Dresden - Der Zoo hat einen neuen Bewohner mit Kuschelfaktor: Am 30. April zog Koala-Männchen Kamaroo (3) ins Brandis-Haus ein. Der "junge Mann" aus dem Duisburger Zoo soll künftig in Dresden für Nachwuchs sorgen.
Kamaroo nimmt die Stellung des im Januar verstorbenen Männchens Mullaya (14) ein. Dieses musste wegen eines Tumors am 8. Januar eingeschläfert werden – am selben Tag brachte Koala-Weibchen Eerin (5) Mullayas letztes gezeugtes Jungtier zur Welt.

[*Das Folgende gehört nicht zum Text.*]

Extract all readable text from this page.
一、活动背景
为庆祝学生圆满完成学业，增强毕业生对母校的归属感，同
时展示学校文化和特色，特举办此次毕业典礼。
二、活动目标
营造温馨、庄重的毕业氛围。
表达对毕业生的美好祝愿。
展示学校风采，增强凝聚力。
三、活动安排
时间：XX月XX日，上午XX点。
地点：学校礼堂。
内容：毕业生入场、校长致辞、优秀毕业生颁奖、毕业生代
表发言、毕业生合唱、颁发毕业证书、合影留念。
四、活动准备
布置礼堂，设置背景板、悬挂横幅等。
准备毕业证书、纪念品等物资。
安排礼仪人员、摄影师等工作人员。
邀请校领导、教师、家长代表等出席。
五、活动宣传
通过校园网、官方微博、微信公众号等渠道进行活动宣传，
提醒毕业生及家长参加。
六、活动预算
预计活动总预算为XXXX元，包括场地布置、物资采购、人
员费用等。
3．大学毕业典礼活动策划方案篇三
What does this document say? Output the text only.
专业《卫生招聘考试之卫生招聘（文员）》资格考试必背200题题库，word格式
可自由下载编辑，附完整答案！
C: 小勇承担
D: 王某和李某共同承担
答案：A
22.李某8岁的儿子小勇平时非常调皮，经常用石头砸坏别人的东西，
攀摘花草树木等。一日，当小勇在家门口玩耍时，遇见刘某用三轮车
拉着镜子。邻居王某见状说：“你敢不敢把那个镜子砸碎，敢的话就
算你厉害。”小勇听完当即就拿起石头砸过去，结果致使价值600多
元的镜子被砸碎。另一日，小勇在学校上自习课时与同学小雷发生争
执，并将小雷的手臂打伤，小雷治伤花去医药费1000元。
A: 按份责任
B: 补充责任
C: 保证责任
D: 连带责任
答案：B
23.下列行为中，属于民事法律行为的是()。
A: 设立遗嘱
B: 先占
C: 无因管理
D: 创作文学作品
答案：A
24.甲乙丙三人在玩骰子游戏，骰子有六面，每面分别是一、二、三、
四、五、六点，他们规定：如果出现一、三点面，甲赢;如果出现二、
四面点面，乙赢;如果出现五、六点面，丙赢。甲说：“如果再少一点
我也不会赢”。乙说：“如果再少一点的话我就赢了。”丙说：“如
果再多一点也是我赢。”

"Da es noch im Beutel ist, wissen wir nicht, welches Geschlecht es hat. Deshalb hat es noch keinen Namen", so Tierpfleger Olaf Lohnitz (61). Im Juli erhofft er sich Aufklärung. Während die beiden Weibchen Eerin und Janali (4) im neuen Außengehege die Sonne genießen, gewöhnt sich Kamaroo noch ein.
"Er braucht etwas Zeit, um sein Revier zu besetzen. Aber er frisst gut. Durch den Umzugsstress hat er ein bisschen abgenommen. Er wiegt um die 7600 Gramm, dürfte es aber schnell wieder auf gute acht Kilo bringen", sagt Lohnitz. Gärtnereien aus der Region und ein Unternehmen aus Florida liefern das notwendige Futter: verschiedene Eukalyptusarten.
"In ganz Europa gibt es eine Koala-Population von 61 Tieren, verteilt auf 16 Zoos, aber nicht überall gelingt die Zucht", weiß Tierarzt Dimitri Widmer (44). "Im Zoo haben wir Platz für ein Männchen, zwei Weibchen und zwei Jungtiere." Zeugt Kamaroo erfolgreich, ist das kein Problem.
"Die Nachfrage nach Nachwuchs ist in den europäischen Zoos groß", so Widmer. Theoretisch könnte noch in diesem Jahr Janali ein Jungtier gebären.